I am struck by the similarities we face when we look at land and cityscapes. Patterns, connections, things that do many things at once, that mean this as well as that. You have to hold a few ideas simultaneously in your head to get the best out of land. To see it in different lights. To see potential for more than one thing. To see meanings in multiples. To see the shapes and patterns and connections and shifting relationships. Contingent. Conditional.
This is how water shifts. This is where stock move; where they sit at night, how they graze along the ridges and spurs, and then the bottomlands, leaving the south faces until last. This is how the pasture composition changes, and where the woody plants appear as the forest tries to come back. This is where it is mostly wet, or mostly dry. This is where the trees do well and the grass does poorly, or where the grass does well and the animals keep returning. Pattern laid on pattern, connection on connection; soil, moisture, climate, a type of animal, grazing, pasture composition, woody vegetation. Functioning dominates. Flow. This is not a flat factory of a mere few variables.
Bring them all together and you get the rich warp and weft of potential. Do we – honestly, *do* we? – make a habit of seeing this potential? Or are we too wrapped up in the myopia and analysis of things through a narrow lens many see as superior – as more ‘objective’, as more ‘factual’? Objectifying people and place; *dys*connecting, *dys*functioning; narrowing meaning to some branch of technology and industry. Make it all the same. Look through one lens of grass production, or traffic volume, or drainage rates.
The world cannot be known by that approach, nor the potential realised. This place is where people could sit all day and listen to the hum of insects and the morning call of blackbirds. This is a place where in order to understand it, you have to be in it; to belong, to connect. This is where the space is cold and windy in the easterly, or hot beyond tolerance in the Northwest. This is a place where you could sit and watch the world go by, stretch out on the grass with a coffee and a book, a place to play music in the shade. This is where you can find your muse, and a poem. This place, created this way, could make this city come alive, or this farm sing far far more than a single note.
I am struck by why it is we give such importance to the technocratic view, the quantitative view, when there are so many questions and ideas the analytical mind cannot begin to imagine. Can we please bring the artists back into our lives before we devolve into the Borg Collective?
We need the artists to see, we need those who can keep many opposing views in their mind at once; this is a stream, and an ecosystem, and a playground, and a place to learn, and a swimming hole, and a beautiful thing if we add this here and hang a rope from that tree there – and, yes, it is also (but never only) a drain. What would the technocrat see?
We need the artist to see the vision of future possibilities, new solutions to old problems, to raise questions that the administrator could never imagine. Because without asking the right questions, the answers are meaningless.

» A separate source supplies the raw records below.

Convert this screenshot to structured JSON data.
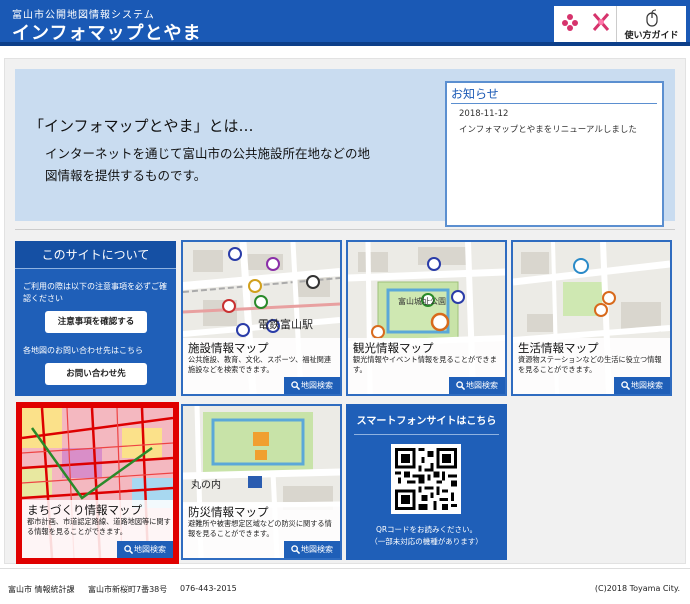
{
  "header": {
    "subtitle": "富山市公開地図情報システム",
    "title": "インフォマップとやま",
    "guide_label": "使い方ガイド",
    "accent_color": "#1a59b5"
  },
  "hero": {
    "heading": "「インフォマップとやま」とは…",
    "body": "インターネットを通じて富山市の公共施設所在地などの地図情報を提供するものです。"
  },
  "news": {
    "title": "お知らせ",
    "items": [
      {
        "date": "2018-11-12",
        "text": "インフォマップとやまをリニューアルしました"
      }
    ]
  },
  "about": {
    "title": "このサイトについて",
    "notice": "ご利用の際は以下の注意事項を必ずご確認ください",
    "notice_button": "注意事項を確認する",
    "contact_text": "各地図のお問い合わせ先はこちら",
    "contact_button": "お問い合わせ先"
  },
  "search_label": "地図検索",
  "cards": [
    {
      "title": "施設情報マップ",
      "desc": "公共施設、教育、文化、スポーツ、福祉関連施設などを検索できます。",
      "map_text": "電鉄富山駅"
    },
    {
      "title": "観光情報マップ",
      "desc": "観光情報やイベント情報を見ることができます。",
      "map_text": "富山城址公園"
    },
    {
      "title": "生活情報マップ",
      "desc": "資源物ステーションなどの生活に役立つ情報を見ることができます。"
    },
    {
      "title": "まちづくり情報マップ",
      "desc": "都市計画、市道認定路線、道路地図等に関する情報を見ることができます。"
    },
    {
      "title": "防災情報マップ",
      "desc": "避難所や被害想定区域などの防災に関する情報を見ることができます。",
      "map_text": "丸の内"
    }
  ],
  "smartphone": {
    "title": "スマートフォンサイトはこちら",
    "line1": "QRコードをお読みください。",
    "line2": "（一部未対応の機種があります）"
  },
  "footer": {
    "department": "富山市 情報統計課",
    "address": "富山市新桜町7番38号",
    "phone": "076-443-2015",
    "copyright": "(C)2018 Toyama City."
  }
}
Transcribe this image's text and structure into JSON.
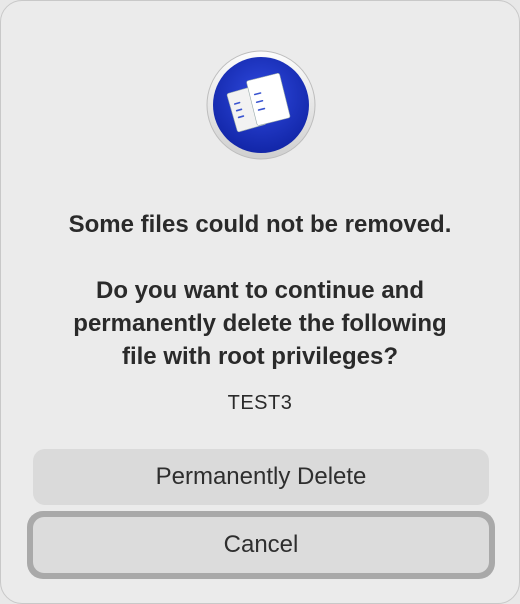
{
  "dialog": {
    "icon": "app-icon",
    "title": "Some files could not be removed.",
    "question_lines": [
      "Do you want to continue and",
      "permanently delete the following",
      "file with root privileges?"
    ],
    "filename": "TEST3"
  },
  "buttons": {
    "delete_label": "Permanently Delete",
    "cancel_label": "Cancel"
  },
  "colors": {
    "icon_blue": "#1a2fc0",
    "focus_ring": "#a9a9a9"
  }
}
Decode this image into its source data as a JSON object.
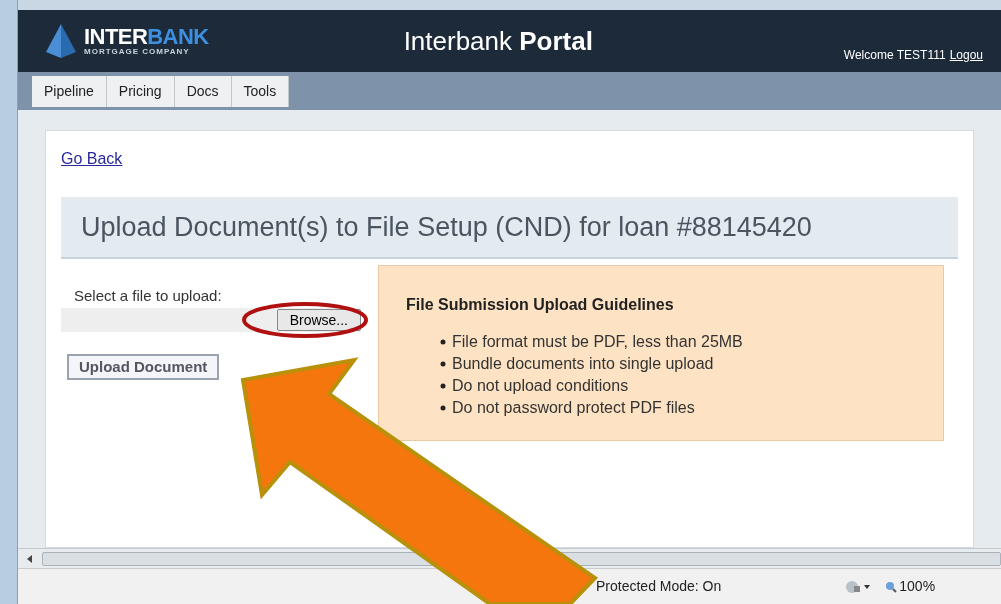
{
  "header": {
    "logo_main": "INTER",
    "logo_accent": "BANK",
    "logo_sub": "MORTGAGE COMPANY",
    "title": "Interbank **Portal**",
    "welcome": "Welcome TEST111",
    "logout": "Logou"
  },
  "tabs": [
    {
      "label": "Pipeline",
      "selected": false
    },
    {
      "label": "Pricing",
      "selected": false
    },
    {
      "label": "Docs",
      "selected": false
    },
    {
      "label": "Tools",
      "selected": false
    }
  ],
  "back_link": "Go Back",
  "page_title": "Upload Document(s) to File Setup (CND) for loan #88145420",
  "upload": {
    "label": "Select a file to upload:",
    "browse": "Browse...",
    "submit": "Upload Document"
  },
  "guidelines": {
    "title": "File Submission Upload Guidelines",
    "items": [
      "File format must be PDF, less than 25MB",
      "Bundle documents into single upload",
      "Do not upload conditions",
      "Do not password protect PDF files"
    ]
  },
  "status_bar": {
    "mode": "Protected Mode: On",
    "zoom": "100%"
  }
}
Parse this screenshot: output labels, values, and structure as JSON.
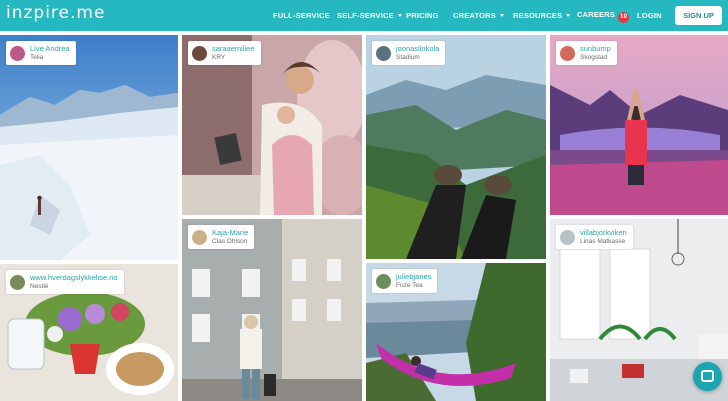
{
  "nav": {
    "logo": "inzpire.me",
    "items": [
      "FULL-SERVICE",
      "SELF-SERVICE",
      "PRICING",
      "CREATORS",
      "RESOURCES",
      "CAREERS"
    ],
    "careers_badge": "10",
    "login": "LOGIN",
    "signup": "SIGN UP",
    "accent_color": "#25b8c0"
  },
  "cards": [
    {
      "user": "Live Andrea",
      "brand": "Telia"
    },
    {
      "user": "saraaemiliee",
      "brand": "KRY"
    },
    {
      "user": "joonaslinkola",
      "brand": "Stadium"
    },
    {
      "user": "sunbump",
      "brand": "Skogstad"
    },
    {
      "user": "www.hverdagslykkelise.no",
      "brand": "Nestlé"
    },
    {
      "user": "Kaja-Marie",
      "brand": "Clas Ohlson"
    },
    {
      "user": "juliebjanes",
      "brand": "Fuze Tea"
    },
    {
      "user": "villabjorkviken",
      "brand": "Linas Matkasse"
    }
  ]
}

We need those who can pause, and find a thing, and shift their gaze to another position because they know, somehow, that this position will reveal something new, something beautiful.
If we want to realise the potential in our forests and farms and our cityscapes we need the minds of artists to see the vision, see the potential, and ask the questions. Technocrats have a role in realising that potential – but we ought not have the person who sees only a drain, or a milk factory, or a traffic flow, or an expenditure account, ever determine our direction in life.
They will not realise our potential.